On April 23rd, 1951, 16 years old Barbara Johns led a strike against the poor and nonequal conditions at her all-Black high school in Farmville, Virginia. Johns organized a protest of 450 students, who marched to the county courthouse demanding building a new school with the same facilities that white schools have. During the two weeks’ strike, Johns approached lawyers for the NAACP (National Association for the Advancement of Colored People) for legal counsel. The NAACP included this case in the landmark case Brown v. Board of Education, in which the US Supreme Court ruled that racial segregation in public schools is unconstitutional. Johns’ fortitude, bravery, and persistence changed history and left an undeniable mark on the American nation. After the march, her life was threatened, so she was sent to live with her relatives in Alabama. Later on, she went to Drexel University, finishing with a degree in library science.

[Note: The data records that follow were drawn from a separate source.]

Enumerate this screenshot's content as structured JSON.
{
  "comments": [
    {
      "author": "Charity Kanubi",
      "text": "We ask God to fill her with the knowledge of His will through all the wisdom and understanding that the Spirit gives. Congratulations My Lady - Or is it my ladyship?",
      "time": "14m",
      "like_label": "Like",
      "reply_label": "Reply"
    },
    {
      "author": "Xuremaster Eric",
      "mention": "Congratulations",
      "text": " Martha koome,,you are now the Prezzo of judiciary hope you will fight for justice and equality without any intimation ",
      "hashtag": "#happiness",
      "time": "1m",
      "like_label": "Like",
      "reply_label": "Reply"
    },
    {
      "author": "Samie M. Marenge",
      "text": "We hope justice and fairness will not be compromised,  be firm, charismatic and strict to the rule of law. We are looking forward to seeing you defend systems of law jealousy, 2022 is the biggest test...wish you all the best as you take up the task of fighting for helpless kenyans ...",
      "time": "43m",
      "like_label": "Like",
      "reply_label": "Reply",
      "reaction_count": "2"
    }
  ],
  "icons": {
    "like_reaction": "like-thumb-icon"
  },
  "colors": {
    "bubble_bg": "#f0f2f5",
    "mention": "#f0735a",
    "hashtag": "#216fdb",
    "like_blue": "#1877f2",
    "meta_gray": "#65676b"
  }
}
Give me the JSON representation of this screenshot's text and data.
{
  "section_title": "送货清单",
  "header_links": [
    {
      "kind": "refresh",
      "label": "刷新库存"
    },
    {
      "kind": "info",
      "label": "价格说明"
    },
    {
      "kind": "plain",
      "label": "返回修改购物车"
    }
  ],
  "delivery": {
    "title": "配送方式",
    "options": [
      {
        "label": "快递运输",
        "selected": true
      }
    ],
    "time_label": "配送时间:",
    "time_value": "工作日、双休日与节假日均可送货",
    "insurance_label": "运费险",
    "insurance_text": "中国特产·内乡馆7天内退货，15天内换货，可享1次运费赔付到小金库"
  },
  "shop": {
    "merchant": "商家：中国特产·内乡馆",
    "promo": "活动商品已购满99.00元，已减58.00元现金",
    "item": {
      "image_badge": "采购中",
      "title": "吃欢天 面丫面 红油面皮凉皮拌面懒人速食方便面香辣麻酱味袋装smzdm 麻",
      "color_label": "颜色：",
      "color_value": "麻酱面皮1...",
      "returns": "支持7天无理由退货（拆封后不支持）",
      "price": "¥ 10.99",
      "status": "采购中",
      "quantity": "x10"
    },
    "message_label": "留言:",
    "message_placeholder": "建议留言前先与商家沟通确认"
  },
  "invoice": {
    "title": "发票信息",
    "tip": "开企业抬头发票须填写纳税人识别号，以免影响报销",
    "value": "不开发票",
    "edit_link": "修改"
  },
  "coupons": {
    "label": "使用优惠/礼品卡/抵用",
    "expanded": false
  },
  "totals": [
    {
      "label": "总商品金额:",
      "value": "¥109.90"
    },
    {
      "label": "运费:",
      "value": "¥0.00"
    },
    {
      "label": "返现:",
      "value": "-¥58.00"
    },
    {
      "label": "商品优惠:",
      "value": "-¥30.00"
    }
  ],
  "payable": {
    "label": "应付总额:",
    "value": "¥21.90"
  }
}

She got married and had 5 kids. Till her death in 1991, she worked as a librarian for the Philadelphia school system.
Since 2018 Barbara Johns Day has been celebrated annually throughout the Commonwealth of Virginia after the Virginia General Assembly passed it in the previous year. On the day, there are educational activities and events throughout the state commemorating Johns and the implication of her actions, reminding people that every voice matters, regardless of age, race, or gender.